In line with this momentum, the firm notes that the contract is one example within a broader portfolio exceeding EUR 3.2 billion. The plan operates under a cost-plus model with an 8% profit margin. The executive team says more contracts will follow in the coming weeks, expanding into Chile and Spain under the same program and maintaining profitability guarantees (Cox Energy, Portfolio Outlook, 2024).

A solid business plan

The core components of the improvement proposal show a strategy that aims to secure Abengoa’s viability over the short, medium, and long term.

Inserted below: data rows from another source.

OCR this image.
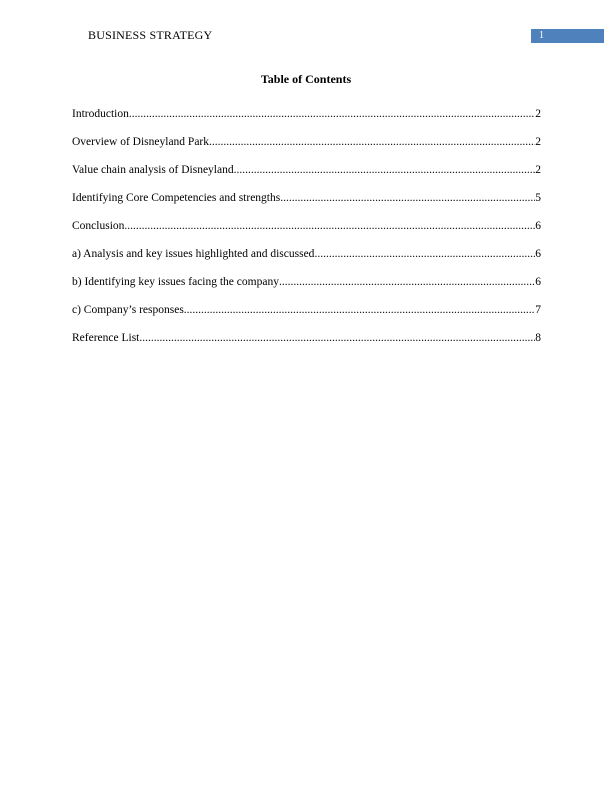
BUSINESS STRATEGY	1
Table of Contents
Introduction .....	2
Overview of Disneyland Park .....	2
Value chain analysis of Disneyland .....	2
Identifying Core Competencies and strengths .....	5
Conclusion .....	6
a) Analysis and key issues highlighted and discussed .....	6
b) Identifying key issues facing the company .....	6
c) Company’s responses .....	7
Reference List .....	8
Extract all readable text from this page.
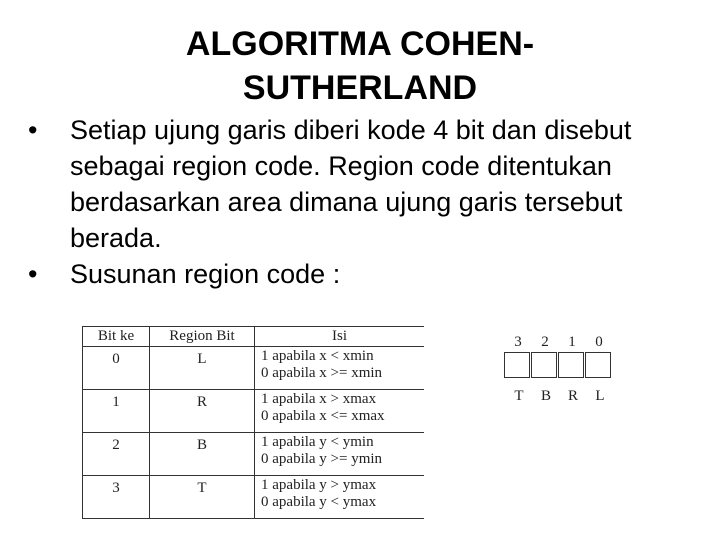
ALGORITMA COHEN-SUTHERLAND
• Setiap ujung garis diberi kode 4 bit dan disebut sebagai region code. Region code ditentukan berdasarkan area dimana ujung garis tersebut berada.
• Susunan region code :
Bit ke	Region Bit	Isi
0	L	1 apabila x < xmin
0 apabila x >= xmin

1	R	1 apabila x > xmax
0 apabila x <= xmax

2	B	1 apabila y < ymin
0 apabila y >= ymin

3	T	1 apabila y > ymax
0 apabila y < ymax
3 2 1 0
T B R L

The plan envisions safeguarding more than 9,500 jobs and extending Abengoa’s footprint to regions where Cox Energy already operates, including North America, Colombia, Central America, and the Caribbean. The Seville headquarters would stay in place while leveraging geographic complementarities between the two entities. Riquelme emphasizes that the ultimate aim is to create a world-leading Spanish engineering group, combining strengths from both parties (Cox Energy, Improvement Proposal, 2024).